Las colinas de África, el Cabo Espartel, Tánger -con sus luces naranjas- son los farolillos que adornan el cuadro que veo desde el fondo de esta gruta.

Noto un aire distinto, percibo el oxígeno -impregnado de yodo- que abre las puertas de mi garganta y mis alveolos, de par en par.

Me sugestiona tu ausencia, en la playa, cosa que empuja mis ganas de entrar al agua y observarte desde ahí… tú sobre una toalla multicolor, tu teléfono portátil y cuántas cosas más que llevas en el maletero de tu memoria. Cuando te bañas, despojándote de ese todo, horrible, que traes, veo flotar las miserias con las que comulgas por un puñado de monedas.


Te vas acercando, kilómetro a kilómetro; cuando arribes a la orilla me habré marchado ya.

Vigía de Trafalgar


Cada año sucede igual. En cuanto pasa el verano mi entorno se vuelve plácido y sosegado. Y en estas noches invernales, tras el espectáculo de un ocaso precioso que se produce diariamente y me lleva a abrigarme, me retiro a una cueva diferente -ahora- donde nadie enturbie mi sueño carnal ante el fuego de mi pobre lumbre, mi primer y único cobijo se encuentra ocupado por una panda de blancos con lengua extranjera.
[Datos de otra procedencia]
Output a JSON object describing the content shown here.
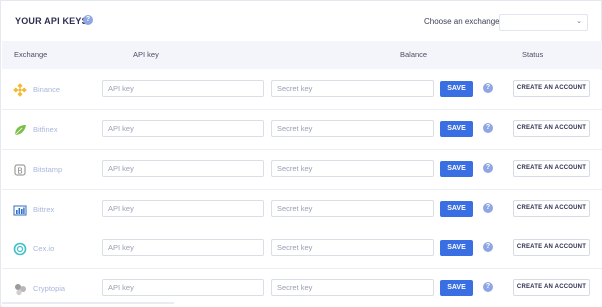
{
  "header": {
    "title": "YOUR API KEYS",
    "exchange_label": "Choose an exchange",
    "exchange_selected": ""
  },
  "table": {
    "columns": [
      "Exchange",
      "API key",
      "Balance",
      "Status"
    ],
    "rows": [
      {
        "exchange": "Binance",
        "logo": "binance-logo",
        "color": "#f3ba2f"
      },
      {
        "exchange": "Bitfinex",
        "logo": "bitfinex-logo",
        "color": "#7bbf4a"
      },
      {
        "exchange": "Bitstamp",
        "logo": "bitstamp-logo",
        "color": "#8a8a8a"
      },
      {
        "exchange": "Bittrex",
        "logo": "bittrex-logo",
        "color": "#2f6dc6"
      },
      {
        "exchange": "Cex.io",
        "logo": "cexio-logo",
        "color": "#3fbfc9"
      },
      {
        "exchange": "Cryptopia",
        "logo": "cryptopia-logo",
        "color": "#9a9a9a"
      }
    ],
    "api_key_placeholder": "API key",
    "secret_key_placeholder": "Secret key",
    "save_label": "SAVE",
    "create_label": "CREATE AN ACCOUNT"
  },
  "colors": {
    "accent": "#3a6fe3",
    "help": "#8ea6e3",
    "header_bg": "#f4f5fa"
  }
}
Las colinas de África, el Cabo Espartel, Tánger -con sus luces naranjas- son los farolillos que adornan el cuadro que veo desde el fondo de esta gruta mía, hacia afuera.
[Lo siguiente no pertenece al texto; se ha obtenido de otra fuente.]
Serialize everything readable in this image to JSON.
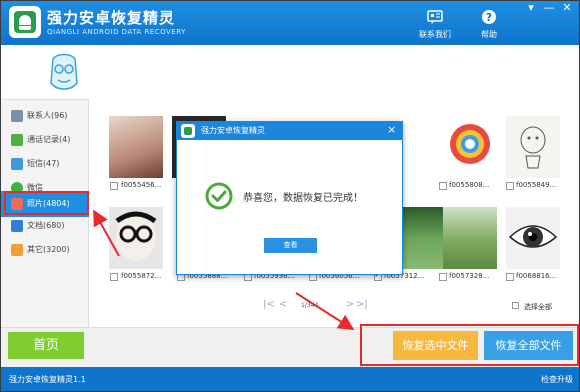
{
  "window": {
    "title": "强力安卓恢复精灵",
    "subtitle": "QIANGLI ANDROID DATA RECOVERY",
    "controls": {
      "menu": "▾",
      "minimize": "—",
      "close": "✕"
    }
  },
  "toolbar": {
    "contact_label": "联系我们",
    "help_label": "帮助"
  },
  "sidebar": {
    "items": [
      {
        "label": "联系人(96)",
        "icon": "contacts-icon",
        "color": "#7a8fa8"
      },
      {
        "label": "通话记录(4)",
        "icon": "phone-icon",
        "color": "#52b043"
      },
      {
        "label": "短信(47)",
        "icon": "sms-icon",
        "color": "#3a9be0"
      },
      {
        "label": "微信",
        "icon": "wechat-icon",
        "color": "#3fb63b"
      },
      {
        "label": "照片(4804)",
        "icon": "photo-icon",
        "color": "#f06a5a",
        "active": true
      },
      {
        "label": "文档(680)",
        "icon": "document-icon",
        "color": "#2f7fd6"
      },
      {
        "label": "其它(3200)",
        "icon": "other-icon",
        "color": "#f0a030"
      }
    ]
  },
  "photos": {
    "row1": [
      {
        "name": "f0055456...",
        "checked": false
      },
      {
        "name": "",
        "checked": false
      },
      {
        "name": "",
        "checked": false
      },
      {
        "name": "",
        "checked": false
      },
      {
        "name": "",
        "checked": false
      },
      {
        "name": "f0055808...",
        "checked": false
      },
      {
        "name": "f0055849...",
        "checked": false
      }
    ],
    "row2": [
      {
        "name": "f0055872...",
        "checked": false
      },
      {
        "name": "f0055888...",
        "checked": false
      },
      {
        "name": "f0055936...",
        "checked": false
      },
      {
        "name": "f0056056...",
        "checked": false
      },
      {
        "name": "f0057312...",
        "checked": true
      },
      {
        "name": "f0057328...",
        "checked": false
      },
      {
        "name": "f0068816...",
        "checked": false
      }
    ]
  },
  "pager": {
    "first": "|<",
    "prev": "<",
    "page": "1/344",
    "next": ">",
    "last": ">|",
    "select_all": "选择全部"
  },
  "bottom": {
    "home": "首页",
    "recover_selected": "恢复选中文件",
    "recover_all": "恢复全部文件"
  },
  "status": {
    "version": "强力安卓恢复精灵1.1",
    "upgrade": "检查升级"
  },
  "dialog": {
    "title": "强力安卓恢复精灵",
    "close": "×",
    "message": "恭喜您，数据恢复已完成！",
    "button": "查看"
  },
  "colors": {
    "brand_blue": "#1f8fe3",
    "highlight_red": "#e52b2b",
    "home_green": "#7fcd2e",
    "recover_orange": "#f7b840",
    "recover_blue": "#3aa0e6"
  }
}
He colocado unos papelillos clavados a la tierra, frente a la misma entrada de la cueva, que me dicen hacia adonde y con qué fuerza me espera el viento cuando salga. También unas caracolas, esparcidas, que actúan como alarma que indique extraños acercándose. Otra cosa son las piedras que delimitan una senda -casi imaginaria- que he trazado para las noches que regreso ciego de humo y vino.